The northern city of Mosul shuddered under 10 apparently co-ordinated attacks erupting at 20-minute intervals, including several suicide car bombs, mortar fire and small arms assaults against US-led forces and Iraqi police.
The bloodiest attack was a massive suicide truck bomb against a police station that local authorities say killed 11 and wounded 26 -- the vast majority of them innocent bystanders -- but more blasts followed.
Police have closed the entrances to the city and imposed a curfew following the 10 attacks, which took place over just three hours. The toll apart from the truck bomb was estimated at four civilian dead.
Two of the suicide attacks were against US forces, but there was no immediate word on military casualties.
Further south in the oil city of Kirkuk two suicide attacks a total of 18 people, while in the market town of Khalis in Diyala province a bomb in a crowded market killed 17 shoppers, police and medics said.
According to US military spokesman Major General Caldwell, the past three weeks have seen a shift in focus of attacks from civilians to both US and Iraqi security forces.
So far in October, he added, 73 US soldiers have been killed.
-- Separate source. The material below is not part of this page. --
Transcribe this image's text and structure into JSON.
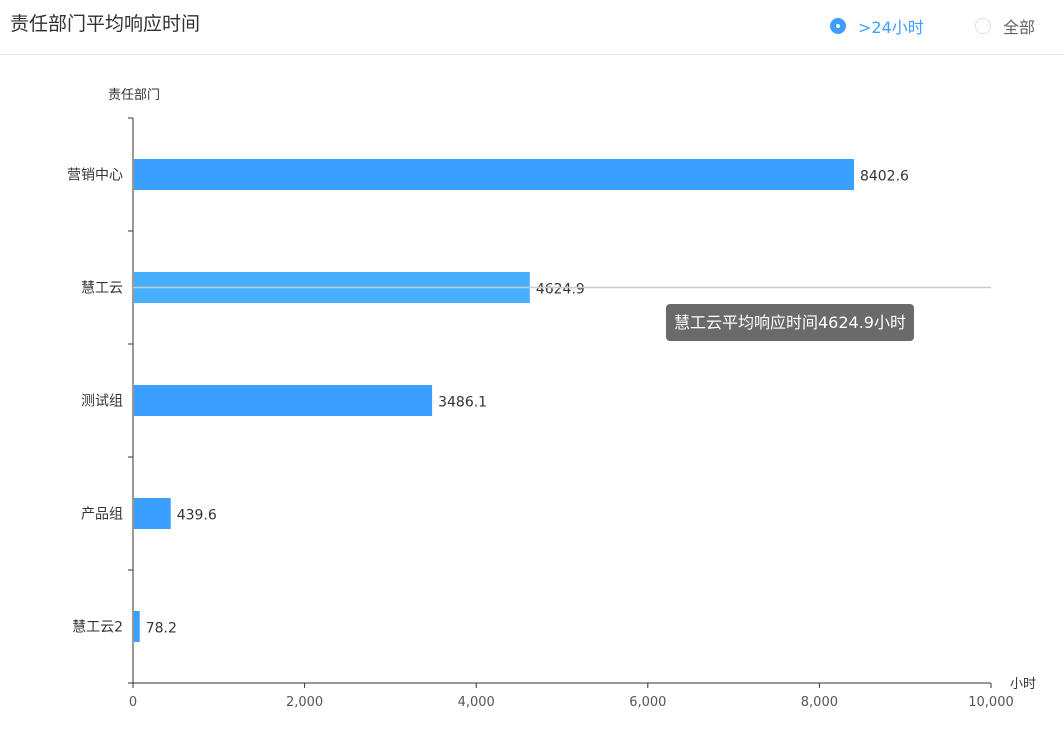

US forces now lose an average of four soldiers a day and are thus on course to lose more in October than in any month since the battle of Fallujah in November 2004.
"The violence is indeed disheartening," Caldwell said. "In Baghdad alone we have seen a 22 percent increase in attacks during the first three weeks of Ramazan as compared to the three weeks proceeding Ramazan."
"In Baghdad, Operation Together Forward has made a difference in the focus areas, but has not met our overall expectations of sustaining a reduction of levels of violence."
Against this backdrop of increased violence, the debate over the war is heating up in Washington, forcing an unusual admission from US President George W. Bush that the situation is in some ways comparable to Vietnam in 1968.
Bush was asked if he agreed with a New York Times columnist's comparison of the strife in Iraq with the Tet Offensive, which became seen as the tipping point in America's most famous defeat.
"He could be right," Bush told ABC news. "There's certainly a stepped-up level of violence."
US strategy has long been to build up Iraq's government and security forces until they are able to contain extremist elements, but this year's outbreak of sectarian violence has exposed serious failings in Iraqi units.
Police units especially have been accused of collaborating with the Shia sectarian militias which US commanders now describe as the biggest single threat to Iraq's future.
Now, Prime Minister Nuri al-Maliki's own determination to fight the militias is also in question, after he ordered US forces on Wednesday to release a Shia militant detained on suspicion of running a death squad.
Meanwhile in the southern city of Amara "rogue elements" of radical cleric Moqtada al-Sadr's Mahdi Army militia fought a pitched battle with Iraqi police, forcing the Iraqi Army to send reinforcements into the town.
"Three gunmen and four civilians were killed, and 35 people are wounded, including police, insurgents and civilians," said Zamil al-Oreibi, medical director of the city healthy department.
"There are more police casualties, but they have not been recovered yet. The fighting is still going on," he added.
Military spokesman Major Charlie Burbridge said British forces were on stand-by to support the Iraqi troops if needed.
In other violence, five people were killed, including two police, in a bomb attack against a police convoy, and Brigadier General Kadhim Mahdi of the border police was assassinated in the south Baghdad neighbourhood of Saidiyah.
Across Diyala province, aside from the blast in Khalis, north-east of Baghdad, nine people were killed in separate incidents.